Monday I had an experience which demonstrated just how much marketing has changed with the advent of Web 2.0. Within a matter of a few hours I conducted a thorough software review using the actual product (Confluence 3.0) and received feedback from Atlassian. Now while our review (a team of folks from my company and other firms) ultimately found that Confluence did not have the micro-blogging features we wanted, Atlassian is to be greatly complimented for their marketing approach. While they may not have convinced my team that we wanted their micro-blogging product, they got us to take notice and put them on a "watch list". Let me explain ... here is how the process unfolded:
- Friday, July 10th: I learn about Confluence 3.0 and it's micro blogging feature
- Monday, July 13 @ 6:30 am: I review my schedule and decide to conduct a software review
- Monday, July 13 @ 6:45 am: After a few Google searches I discover the Confluence Sandbox. This software environment is "full use" and allows any user to just start using it (i.e. I did not need to process through 1,000,000 screens trying to gain access rights while being required to give Atlassian tons of private information)
- Monday, July 13 @ 6:50 am: I issue an invite via an internal communication tool and Twitter for folks to join me in an online evaluation.

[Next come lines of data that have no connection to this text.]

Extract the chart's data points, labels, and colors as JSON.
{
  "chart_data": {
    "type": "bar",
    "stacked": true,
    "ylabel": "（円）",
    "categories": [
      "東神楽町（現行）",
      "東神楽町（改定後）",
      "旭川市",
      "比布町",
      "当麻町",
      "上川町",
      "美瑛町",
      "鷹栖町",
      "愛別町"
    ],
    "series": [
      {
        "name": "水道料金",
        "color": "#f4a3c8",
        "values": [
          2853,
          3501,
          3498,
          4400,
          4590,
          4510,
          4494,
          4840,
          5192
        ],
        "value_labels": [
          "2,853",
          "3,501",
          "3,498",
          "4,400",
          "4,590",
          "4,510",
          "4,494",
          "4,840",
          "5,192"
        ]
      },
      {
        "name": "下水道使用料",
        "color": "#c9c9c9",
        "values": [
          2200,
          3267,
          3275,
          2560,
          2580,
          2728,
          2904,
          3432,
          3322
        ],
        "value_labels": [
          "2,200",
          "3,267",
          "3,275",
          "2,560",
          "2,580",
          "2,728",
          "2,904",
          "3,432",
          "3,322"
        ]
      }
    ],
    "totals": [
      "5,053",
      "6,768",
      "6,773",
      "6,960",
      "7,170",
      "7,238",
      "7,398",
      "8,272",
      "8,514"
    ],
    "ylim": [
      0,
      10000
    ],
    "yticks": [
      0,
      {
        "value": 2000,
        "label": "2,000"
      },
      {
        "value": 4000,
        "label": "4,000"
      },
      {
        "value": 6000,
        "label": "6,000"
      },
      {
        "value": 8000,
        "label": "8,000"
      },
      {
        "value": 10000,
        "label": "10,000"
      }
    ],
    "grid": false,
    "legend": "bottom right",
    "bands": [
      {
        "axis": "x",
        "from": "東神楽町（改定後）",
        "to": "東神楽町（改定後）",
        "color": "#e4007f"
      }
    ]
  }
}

I make certain folks just post innocuous "hello world" comments, etc.
Okay ... this was an amazing process. In the past, I would have had to meet with some marketing folks from a given company who would force me to sit through a presentation, and then hopefully I would gain access rights within a few days to conduct an evaluation. Coordination of schedules would have pushed such a meeting way off into the future. My next step would have been to coordinate a demo with folks from my company ... another scheduling nightmare. This process took less than four hours and I even involved individuals from other companies in my test. This fact is most unusual if you to stop to consider it; my software test involved people from companies other than my own! Finally, at the end of our test I sent out a message to Atlassian via Twitter, and although I did not know any of their engineers, I had my response in under 30 minutes.
Thus, here is how to market software products in the world of Web 2.0:
- Give you customers full access to a complete working version of your product
- Don't require tons of personal data to obtain Sandbox access
- Have your team monitor social media to follow your customers efforts
Atlassian's Sandbox was configured in some other important ways which made me willing to try their software:
- Their system did not allow robots (i.e. is not indexed by search engines)
- I was forced to prove I was human for all posts (captcha)
- The system took email references and turned them into "non links".
While I'm disappointed that Confluence 3.0 does not have true micro-blogging, I am very impressed with how the process worked. Atlassian is to be commended. The end result is I am now following four Atlassian employees on Twitter (my Northstar Nerd tweets) and watching their product for the dot releases. Help me in this cause by voting for the addition of responses to one's status updates, which would allow for true conversations and threads.